The Nottingham Forest legend Brian Clough didn’t like because he was too clever.
Last week, the former top footballer and manager Martin O’Neill gave an erudite, cutting and witty speech to a packed luncheon at Karl Ward’s usual sell-out sports luncheon at Birmingham’s Grand Hotel.
I know it was that good because I was sitting alongside him doing the interview. My career included many shows covering O’Neill as both as player and as a manager. He was outstanding at both.
He was the Aston Villa manager from 2006-2010 taking them to two Wembley trips – losing in the Football League Cup final and FA Cup semi-final in 2010, plus three sixth-placed finishes in the League.

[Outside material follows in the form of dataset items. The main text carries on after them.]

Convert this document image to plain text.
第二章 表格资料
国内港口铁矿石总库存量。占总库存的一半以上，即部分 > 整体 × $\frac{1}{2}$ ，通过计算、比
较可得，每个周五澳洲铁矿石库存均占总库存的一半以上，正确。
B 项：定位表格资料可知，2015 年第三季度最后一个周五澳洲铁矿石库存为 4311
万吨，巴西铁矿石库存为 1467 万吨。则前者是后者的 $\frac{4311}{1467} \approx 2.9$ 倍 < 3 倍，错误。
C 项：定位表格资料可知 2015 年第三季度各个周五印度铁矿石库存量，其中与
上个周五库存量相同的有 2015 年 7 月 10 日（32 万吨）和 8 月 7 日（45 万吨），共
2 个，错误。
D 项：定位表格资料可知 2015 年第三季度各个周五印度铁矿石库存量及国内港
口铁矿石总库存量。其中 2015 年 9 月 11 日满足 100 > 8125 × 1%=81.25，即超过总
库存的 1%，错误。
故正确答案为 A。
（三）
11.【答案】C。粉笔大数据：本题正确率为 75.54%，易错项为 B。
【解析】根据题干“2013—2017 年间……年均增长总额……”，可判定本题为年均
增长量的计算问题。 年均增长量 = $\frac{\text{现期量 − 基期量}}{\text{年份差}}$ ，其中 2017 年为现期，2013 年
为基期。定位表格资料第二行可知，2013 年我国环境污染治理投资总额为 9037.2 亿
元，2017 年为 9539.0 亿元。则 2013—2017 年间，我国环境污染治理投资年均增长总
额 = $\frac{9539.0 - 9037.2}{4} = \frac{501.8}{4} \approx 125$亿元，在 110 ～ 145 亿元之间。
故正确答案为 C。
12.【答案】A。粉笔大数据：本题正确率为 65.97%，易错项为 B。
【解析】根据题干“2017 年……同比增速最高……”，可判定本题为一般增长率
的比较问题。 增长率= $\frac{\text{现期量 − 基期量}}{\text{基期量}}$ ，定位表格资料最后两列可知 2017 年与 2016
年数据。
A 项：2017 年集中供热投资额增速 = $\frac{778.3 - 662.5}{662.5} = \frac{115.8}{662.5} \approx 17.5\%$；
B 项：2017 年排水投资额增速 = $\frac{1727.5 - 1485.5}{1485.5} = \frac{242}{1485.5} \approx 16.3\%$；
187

O’Neill admitted that he regrets the way he resigned at Villa just before the start of a new season.
The owner Randy Lerner was selling James Milner to Manchester City and agreed to Martin signing another midfielder, Scott Parker, but the next day Lerner reversed the decision to sign Parker.
A similar scenario had happened 15 years earlier when O’Neill quit Norwich after the chairman Robert Chase would not let him sign the striker Dean Windass.
Now Martin says the manager should accept whoever owns the club and employs the manager/head coach should be able to make those decisions.
There is no doubt that playing under the charismatic Brian Clough at Nottingham Forest– O’Neill’s main club where he spent 10 years – had an effect on him as a player and manager. But he says that Clough could be quite brutal on him and never praised him.